2019年 01月 12日
おいしくなあれ! |
今日はもう三杯もコーヒーを淹れて飲む。珍しい。いつもはよく飲んでも二杯めまでだ。いつしか家でのコーヒーとのつき合いは、インスタントを買わなくなり、飲むなら必ずペーパードリップで淹れるようになった。それでも長くミルを持ってなかったので、豆は粉で買うだけだったが、去年だったか一昨年くらいから、ようやく安いセラミック刃×透明アクリル樹脂製のものを買ったので、豆で買いじぶんで挽いてから淹れるようになった。ドリッパーはたぶん3個め。カリタ、メリタ、そして今はスタバのいずれも陶器製。カリタとメリタは、どっちがどっちか忘れたが、一穴と三穴と形状が異なり、長くホールドする分、一穴はよく抽出されるが雑味も加わる、三穴は早くお湯が通り抜ける分、あっさりと入るが雑味は少ない。そんなことを買うとき教わった。豆の挽きかたの粗い、細かいでも、同じような働きをする。わたしはスタバでよく買ってた頃に、挽き方がそれまでより細かくて、淹れ終わった後にドリッパーに残った、粉が艶やかな泥のようになった状態が、何だか面白くて、以来はじぶんでも同様に細く挽いている。スタバは一穴だから、より湯が豆をホールドしている時間は長くなるはず。わたしは湯の量は多目に淹れて飲む。
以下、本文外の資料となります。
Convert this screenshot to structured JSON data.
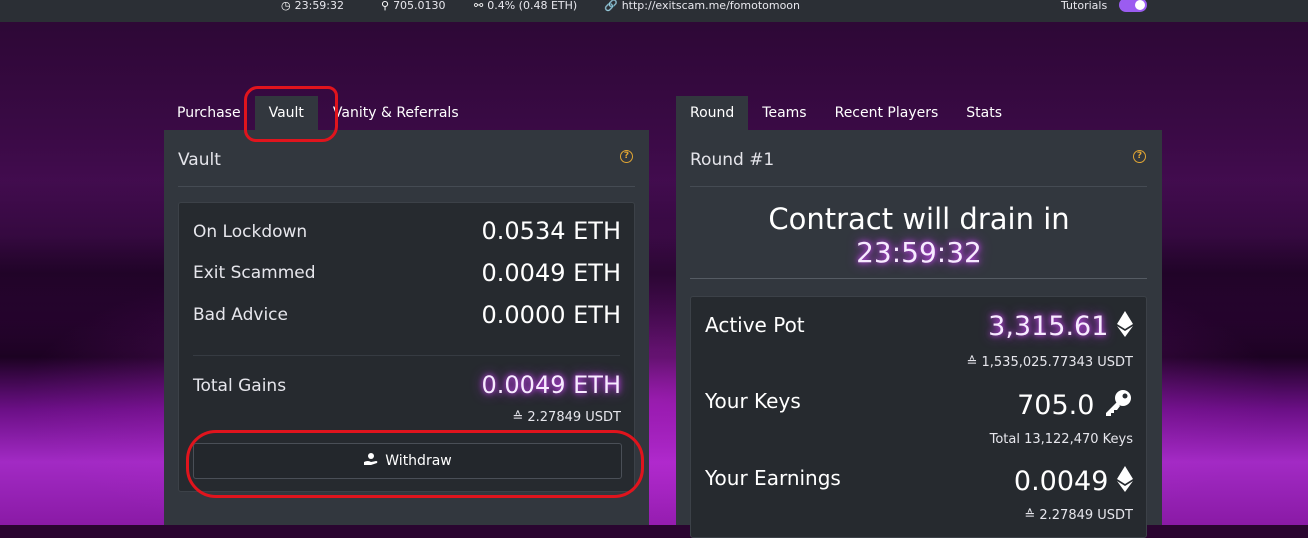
{
  "topbar": {
    "timer": "23:59:32",
    "keys": "705.0130",
    "share": "0.4% (0.48 ETH)",
    "referral_link": "http://exitscam.me/fomotomoon",
    "tutorials_label": "Tutorials",
    "tutorials_on": true
  },
  "left_tabs": [
    {
      "label": "Purchase",
      "active": false
    },
    {
      "label": "Vault",
      "active": true
    },
    {
      "label": "Vanity & Referrals",
      "active": false
    }
  ],
  "right_tabs": [
    {
      "label": "Round",
      "active": true
    },
    {
      "label": "Teams",
      "active": false
    },
    {
      "label": "Recent Players",
      "active": false
    },
    {
      "label": "Stats",
      "active": false
    }
  ],
  "vault": {
    "title": "Vault",
    "help_glyph": "?",
    "rows": [
      {
        "label": "On Lockdown",
        "value": "0.0534 ETH"
      },
      {
        "label": "Exit Scammed",
        "value": "0.0049 ETH"
      },
      {
        "label": "Bad Advice",
        "value": "0.0000 ETH"
      }
    ],
    "total_label": "Total Gains",
    "total_value": "0.0049 ETH",
    "total_usd": "≙ 2.27849 USDT",
    "withdraw_label": "Withdraw"
  },
  "round": {
    "title": "Round #1",
    "help_glyph": "?",
    "drain_title": "Contract will drain in",
    "drain_timer": "23:59:32",
    "active_pot_label": "Active Pot",
    "active_pot_value": "3,315.61",
    "active_pot_usd": "≙ 1,535,025.77343 USDT",
    "your_keys_label": "Your Keys",
    "your_keys_value": "705.0",
    "total_keys": "Total 13,122,470 Keys",
    "your_earnings_label": "Your Earnings",
    "your_earnings_value": "0.0049",
    "your_earnings_usd": "≙ 2.27849 USDT"
  },
  "colors": {
    "accent_purple": "#9b5cf0",
    "glow": "#d44cff",
    "help_orange": "#e0a534",
    "annotation_red": "#e0141d"
  }
}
今日の三杯めは、ミルにも、湯を注ぐ時のドリッパーにも、きちんと正体して、おいしくなあれ、おいしくなあれと、言いながら、何となく淹れてみる気になった。味の変化はよくわからないが、蒸らした後に最初にお湯を注ぐときだけは、若干いつもは感じられない、空気が入り音を立て粉が膨らむ感じがした。正体してゆっくりと、おいしくなあれは、案外に伝わるような気がする。
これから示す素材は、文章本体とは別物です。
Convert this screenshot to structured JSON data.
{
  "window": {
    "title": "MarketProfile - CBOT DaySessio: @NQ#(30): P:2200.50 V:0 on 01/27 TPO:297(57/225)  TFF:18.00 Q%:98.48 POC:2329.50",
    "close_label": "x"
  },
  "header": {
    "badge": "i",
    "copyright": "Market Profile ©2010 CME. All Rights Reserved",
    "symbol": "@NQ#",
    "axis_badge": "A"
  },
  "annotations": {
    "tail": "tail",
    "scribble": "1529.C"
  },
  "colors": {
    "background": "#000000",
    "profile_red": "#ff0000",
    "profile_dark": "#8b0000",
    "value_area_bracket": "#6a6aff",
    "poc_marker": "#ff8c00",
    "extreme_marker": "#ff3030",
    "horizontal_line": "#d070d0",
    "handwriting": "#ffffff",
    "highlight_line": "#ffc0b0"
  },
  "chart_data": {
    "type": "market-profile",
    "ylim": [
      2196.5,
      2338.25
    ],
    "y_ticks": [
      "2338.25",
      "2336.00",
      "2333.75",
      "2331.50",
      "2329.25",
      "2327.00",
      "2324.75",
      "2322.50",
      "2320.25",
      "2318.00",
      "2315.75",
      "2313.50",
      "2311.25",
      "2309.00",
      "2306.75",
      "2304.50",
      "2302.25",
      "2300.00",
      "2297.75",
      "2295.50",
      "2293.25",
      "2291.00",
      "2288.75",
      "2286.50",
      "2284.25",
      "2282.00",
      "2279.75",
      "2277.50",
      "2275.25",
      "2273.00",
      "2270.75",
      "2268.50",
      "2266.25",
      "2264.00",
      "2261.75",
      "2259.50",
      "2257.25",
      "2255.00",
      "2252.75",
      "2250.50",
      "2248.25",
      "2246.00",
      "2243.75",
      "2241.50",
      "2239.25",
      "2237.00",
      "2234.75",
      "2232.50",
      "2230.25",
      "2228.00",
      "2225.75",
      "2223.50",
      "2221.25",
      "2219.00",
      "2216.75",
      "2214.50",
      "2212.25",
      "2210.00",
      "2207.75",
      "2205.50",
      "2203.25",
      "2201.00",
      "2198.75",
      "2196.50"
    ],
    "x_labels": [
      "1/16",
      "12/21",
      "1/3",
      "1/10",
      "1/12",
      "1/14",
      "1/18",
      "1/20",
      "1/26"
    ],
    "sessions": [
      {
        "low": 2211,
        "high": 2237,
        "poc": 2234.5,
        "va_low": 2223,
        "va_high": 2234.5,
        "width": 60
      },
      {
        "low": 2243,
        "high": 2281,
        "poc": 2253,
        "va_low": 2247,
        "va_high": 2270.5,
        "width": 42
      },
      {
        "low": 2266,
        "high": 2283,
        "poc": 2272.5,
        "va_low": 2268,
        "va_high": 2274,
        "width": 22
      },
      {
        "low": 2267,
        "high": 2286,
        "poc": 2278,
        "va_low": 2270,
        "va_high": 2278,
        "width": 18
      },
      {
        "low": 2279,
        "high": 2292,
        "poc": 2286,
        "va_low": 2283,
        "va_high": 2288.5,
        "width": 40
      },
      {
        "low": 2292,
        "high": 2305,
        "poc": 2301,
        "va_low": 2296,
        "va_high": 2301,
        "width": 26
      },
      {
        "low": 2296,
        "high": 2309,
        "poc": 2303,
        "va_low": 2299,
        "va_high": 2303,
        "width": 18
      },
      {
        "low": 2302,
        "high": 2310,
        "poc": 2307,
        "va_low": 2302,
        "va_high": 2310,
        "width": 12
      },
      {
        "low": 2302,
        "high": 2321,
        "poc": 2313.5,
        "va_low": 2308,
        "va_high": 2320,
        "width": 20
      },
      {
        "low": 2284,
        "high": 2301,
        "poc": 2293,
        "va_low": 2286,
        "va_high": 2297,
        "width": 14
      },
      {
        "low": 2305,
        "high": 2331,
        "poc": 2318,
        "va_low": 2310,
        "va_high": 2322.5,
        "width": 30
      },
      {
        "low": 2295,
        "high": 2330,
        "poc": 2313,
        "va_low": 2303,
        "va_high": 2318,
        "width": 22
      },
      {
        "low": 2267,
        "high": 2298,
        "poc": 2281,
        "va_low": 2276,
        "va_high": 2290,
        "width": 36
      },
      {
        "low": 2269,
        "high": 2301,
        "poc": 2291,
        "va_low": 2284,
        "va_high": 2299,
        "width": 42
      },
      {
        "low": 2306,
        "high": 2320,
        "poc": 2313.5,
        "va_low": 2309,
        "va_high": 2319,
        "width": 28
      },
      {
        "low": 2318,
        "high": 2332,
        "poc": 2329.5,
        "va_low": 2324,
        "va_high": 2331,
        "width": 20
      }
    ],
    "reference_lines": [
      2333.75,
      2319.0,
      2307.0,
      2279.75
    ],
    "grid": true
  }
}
一昨日お正月に買ったウスケボーイズを読み終えた。よいワインとよいワインづくりをよく知る、日本の第一人者のようだった先生❨麻井宇介さん❩のその薫陶を受け、自らその弟子を名乗り高い志で、今の日本の小規模でのワイナリーの発展と隆盛を、刺激し牽引してきたと思われる三人の作り手の、大学院時代の出会いの頃から成功しはじめる頃までの、歩みを描いたノンフィクションだ。読んでいるとワインというのは、ぶどう次第なのだ、農産物だったんだ。そして生食用でない、ワイン用ぶどうがあってこそなんだということが、まず分かる。今ではわりに当たり前になったそのことが、日本ではほとんど0に近い状態だった、90年代から彼らの挑戦❨ワイン会などのワインの勉強。独立は2000年に入る前後なのかな?❩は始まる。たった20年そこらで隔世の感がある。ワインフェスなどにたまに行くわたしには、ほーっと、そう言えば国産ワインなんて二級品にすぎないと、ちょっと前まではそんな時代だったことを、すっかり忘れていたことに気がつき驚いた。
ウスケボーイズの三人は、だいたい今みな四十代の後半になるが、畑作りから一貫してワインまで自ら製造する作り手だ。いまはそれほど珍しくなくなったかもしれないが、彼らが始めた頃は日本ではまだ革新的だった、小規模のワイナリーに挑戦してきた。その過程は苦難と、試行錯誤の連続で、中でも岡本さんという全くの0から施設をじぶんで興し、ワイン作りをはじめた人物は、まさに極貧で働きづめの妻は疲れて彼から去ってしまい、ぶどう作りとワイン作り以外には何もないような、ミニマリストのような求道的な、修道士に例えられるような、独り孤独に打ち込んで独自のスタイルを築き上げていく。彼ほどじゃないがほかの二人も似たようなものだ。血道をあげて打ち込んでしまう魔力が潜むらしい。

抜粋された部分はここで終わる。